Worker's Education associations also did a lot of very early work in social film documentary of working class life in the early 20th century.

Does the USA see education and higher income as moving you out of your 'roots'? Or do you simply have more money than your neighbours in the poor areas?

My impression is that the USA is more towards moving to the posh people's areas as quickly as possible. (Which is also true of a lot of areas of the UK - hence me pointing out that I grew up with a different structure to that than most people.)

[identity profile] hrj.livejournal.com 2015-02-06 09:47 pm (UTC)(link)
I can see that in terms of a current snap-shot, but my own experience with educational aspects of USAn class is more generational and expectation-based. Did your parents get college degrees? Did their parents? Was it simply expected that you would go to college--taken for granted?

There's a fascinating case study in my father's family (the generation born just after WWI). My grandfather was a small farmer with intervals of union dockhand work. My grandmother was a schoolteacher with a teachers' college certificate. But my great-grandfather had been a doctor (IIRC) in the midwest before they picked up stakes to homestead in the NW.

My Dad's generation all grew up doing farm labor and most put in a stint of either military or manual union work or both. And every single one of them** (boys and girls both) got a four-year college degree without ever questioning that it was part of their life path. Of the 7, they turned out 2 college professors and 2 lawyers. And that same expectation was passed on to my generation. It doesn't really align with class in a traditional way and seems to be on a different axis than financial measures.

** Except for my uncle Rick who died in WWII before having the chance.

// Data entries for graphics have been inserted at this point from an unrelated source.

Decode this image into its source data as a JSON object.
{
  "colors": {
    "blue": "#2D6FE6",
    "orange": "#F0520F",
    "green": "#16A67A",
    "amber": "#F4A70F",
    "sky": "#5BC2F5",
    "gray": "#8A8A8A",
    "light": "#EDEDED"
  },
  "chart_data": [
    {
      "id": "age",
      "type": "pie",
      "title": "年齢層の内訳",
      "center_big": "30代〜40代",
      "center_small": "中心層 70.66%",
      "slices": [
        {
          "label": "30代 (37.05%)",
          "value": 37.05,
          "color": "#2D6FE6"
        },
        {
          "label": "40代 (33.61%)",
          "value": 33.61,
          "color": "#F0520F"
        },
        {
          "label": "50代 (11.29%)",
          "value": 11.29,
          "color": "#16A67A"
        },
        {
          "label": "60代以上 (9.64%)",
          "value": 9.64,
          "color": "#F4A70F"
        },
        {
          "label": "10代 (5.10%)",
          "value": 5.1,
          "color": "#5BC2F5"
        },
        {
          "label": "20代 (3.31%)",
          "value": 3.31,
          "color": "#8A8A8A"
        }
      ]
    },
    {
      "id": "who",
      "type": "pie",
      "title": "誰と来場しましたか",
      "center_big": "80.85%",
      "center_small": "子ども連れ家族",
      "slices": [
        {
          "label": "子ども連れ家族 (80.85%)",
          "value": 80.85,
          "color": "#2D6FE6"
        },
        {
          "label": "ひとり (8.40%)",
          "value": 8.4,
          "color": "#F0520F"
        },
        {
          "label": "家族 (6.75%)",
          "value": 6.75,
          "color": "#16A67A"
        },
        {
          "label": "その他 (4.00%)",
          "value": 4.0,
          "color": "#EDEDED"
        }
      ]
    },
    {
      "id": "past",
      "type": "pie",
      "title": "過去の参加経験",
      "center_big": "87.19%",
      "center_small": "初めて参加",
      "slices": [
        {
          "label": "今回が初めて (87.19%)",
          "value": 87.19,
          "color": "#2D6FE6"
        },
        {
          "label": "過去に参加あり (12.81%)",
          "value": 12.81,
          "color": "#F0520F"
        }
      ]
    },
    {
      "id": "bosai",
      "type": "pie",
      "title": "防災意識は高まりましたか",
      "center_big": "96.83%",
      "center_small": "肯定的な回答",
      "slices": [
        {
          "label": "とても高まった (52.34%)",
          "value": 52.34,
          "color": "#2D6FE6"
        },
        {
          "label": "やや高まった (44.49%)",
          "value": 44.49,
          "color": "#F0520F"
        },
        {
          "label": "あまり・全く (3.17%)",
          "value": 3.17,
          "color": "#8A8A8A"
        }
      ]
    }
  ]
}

[identity profile] http://users.livejournal.com/la_marquise_de_/ 2015-02-07 10:37 am (UTC)(link)
My father is the first person in his family to get a degree, and they rather wondered why he wanted it. My mother's side, however, come from that powerfully education-centred strand of Welsh culture, where working class boys in particular were supported to get as much education as they could. She didn't go to university, though she was offered a place, but that was for reasons to do with circumstance, not because of her gender.

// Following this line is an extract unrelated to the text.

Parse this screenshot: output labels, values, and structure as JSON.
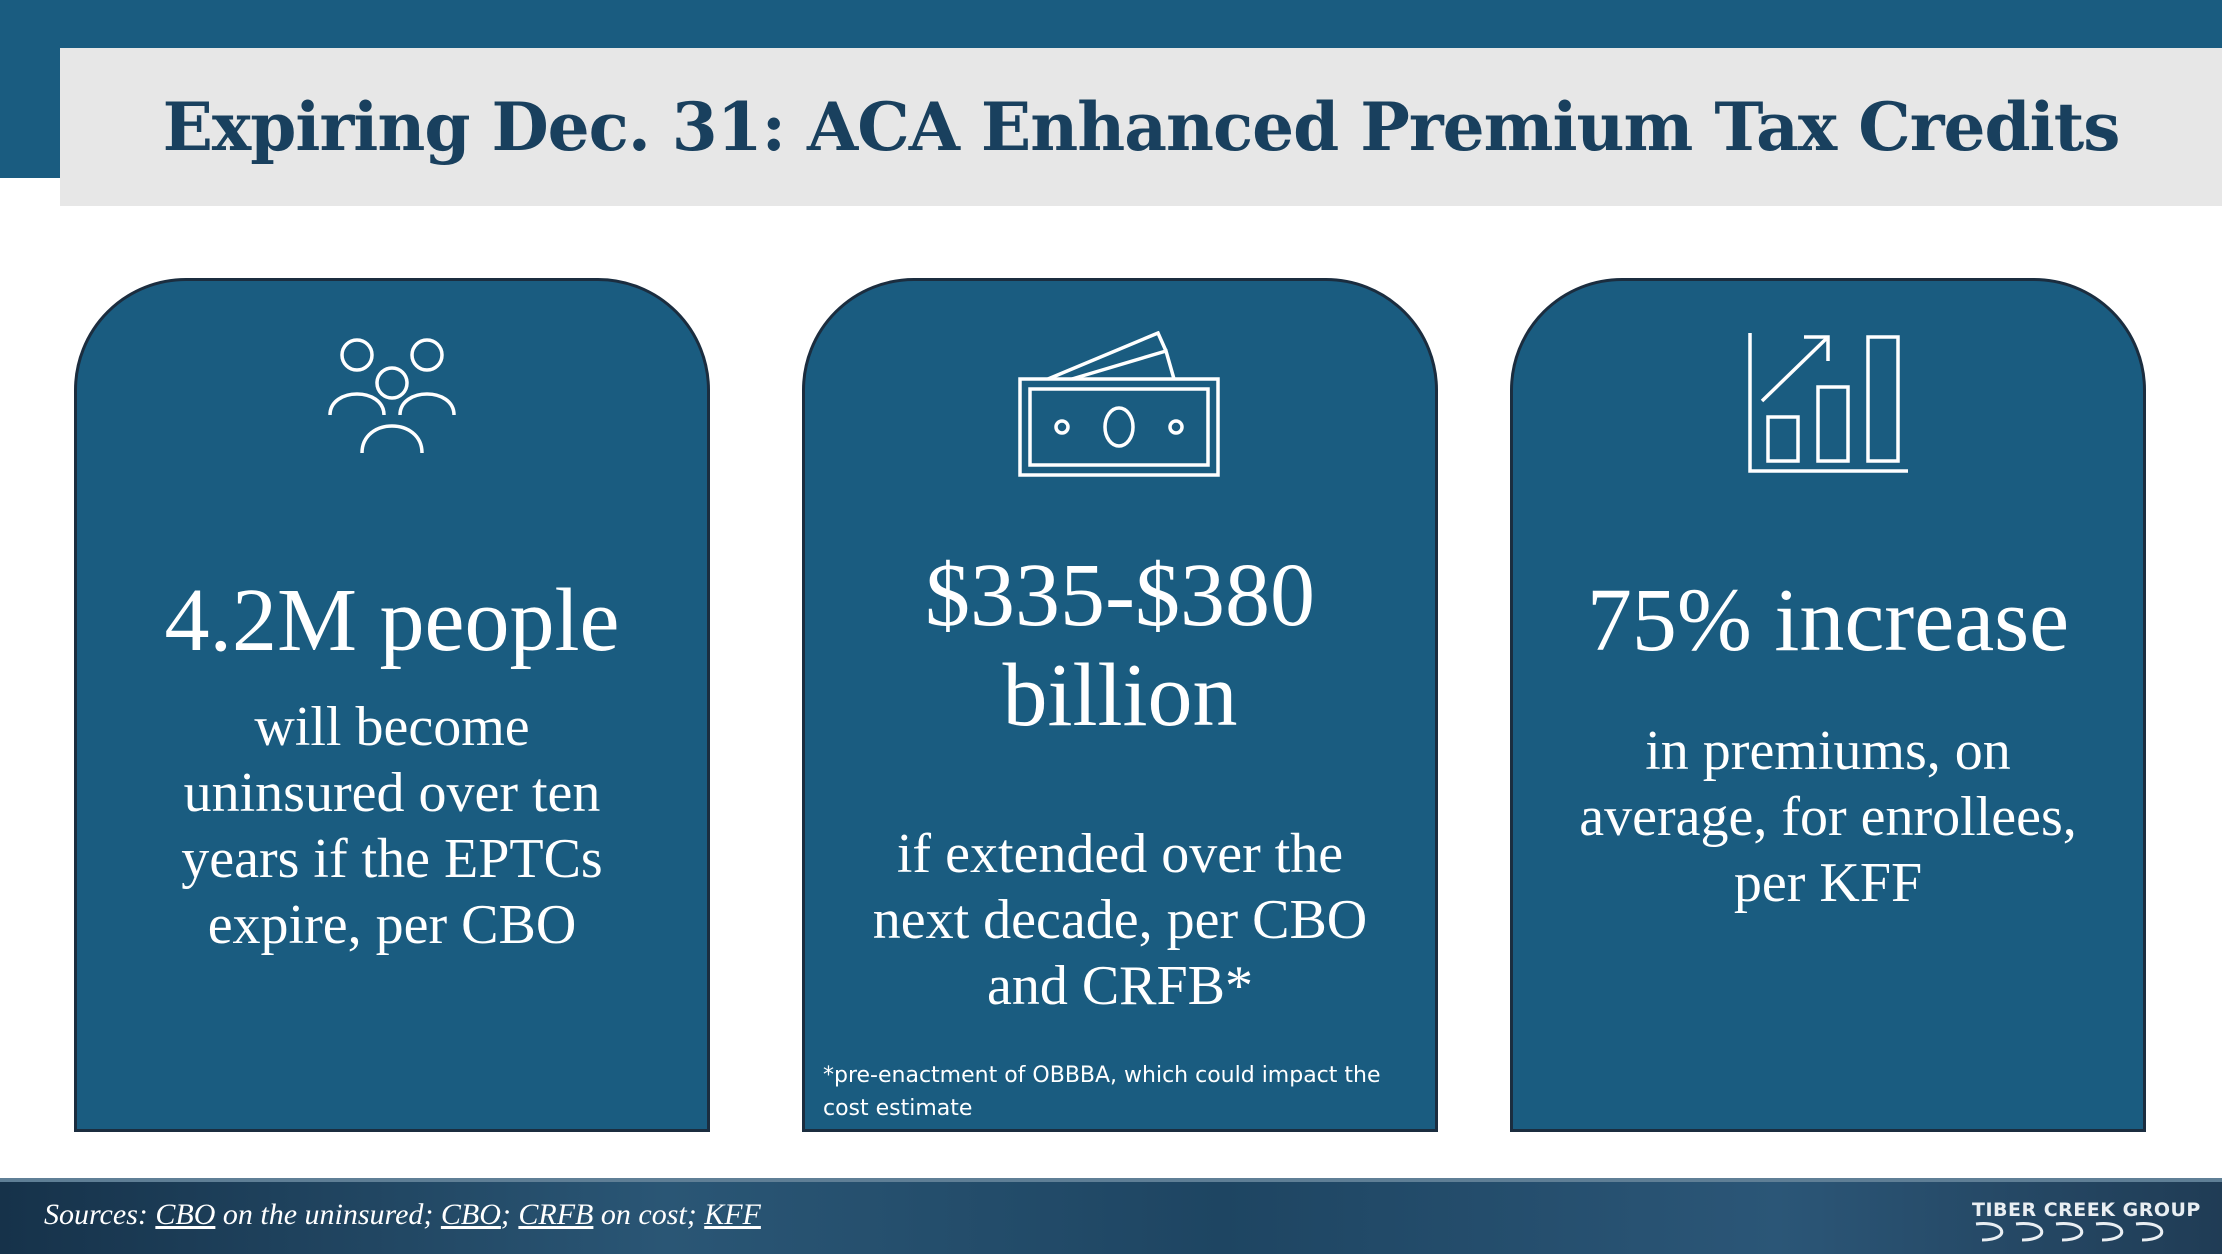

[identity profile] the-changeling.livejournal.com 2015-02-07 01:58 pm (UTC)(link)
My generation is the first to get a degree in my family. It would actually have been me, if I'd gone to Uni at 18 as I was projected to, but I didn't go until I was 30 so my younger cousin got the 'first' degree in the family.

Poor immigrants who came from peasant stock, it took three generations to get to Uni.

But the majority of the family are college level educated in skills: HGV driver, hairdresser (running their own business), shop keepers (no paperwork certificate there but you have to be highly educated to run a small business).

Not enough resources for those who might have developed an academic passion to go to University. The need to earn money being the main one, as soon as you could, to bring money into the rest of the family.

So, again, the going to get the degree is not a sign of success. All my family are successful in working class terms. But each generation worked in order to gain the family enough resources that going to University was supportable resource wise.

Again, education is about education. Not about moving up a level. (Unless moving up a level is something you personally find important.)

[identity profile] http://users.livejournal.com/la_marquise_de_/ 2015-02-07 05:01 pm (UTC)(link)
Absolutely on education for its own sake. This is a huge thing with the Welsh side of my family, and with my father too. It's not about mobility, it's about the love of learning.

[identity profile] http://users.livejournal.com/la_marquise_de_/ 2015-02-07 10:35 am (UTC)(link)
Nods. The trend is towards that here, too, as successive Thatcherite governments (including Blair) set out to price the poor and the lower middle classes out of education and to destroy the idea of education as a a good in itself (educated people think. This does not suit the right.)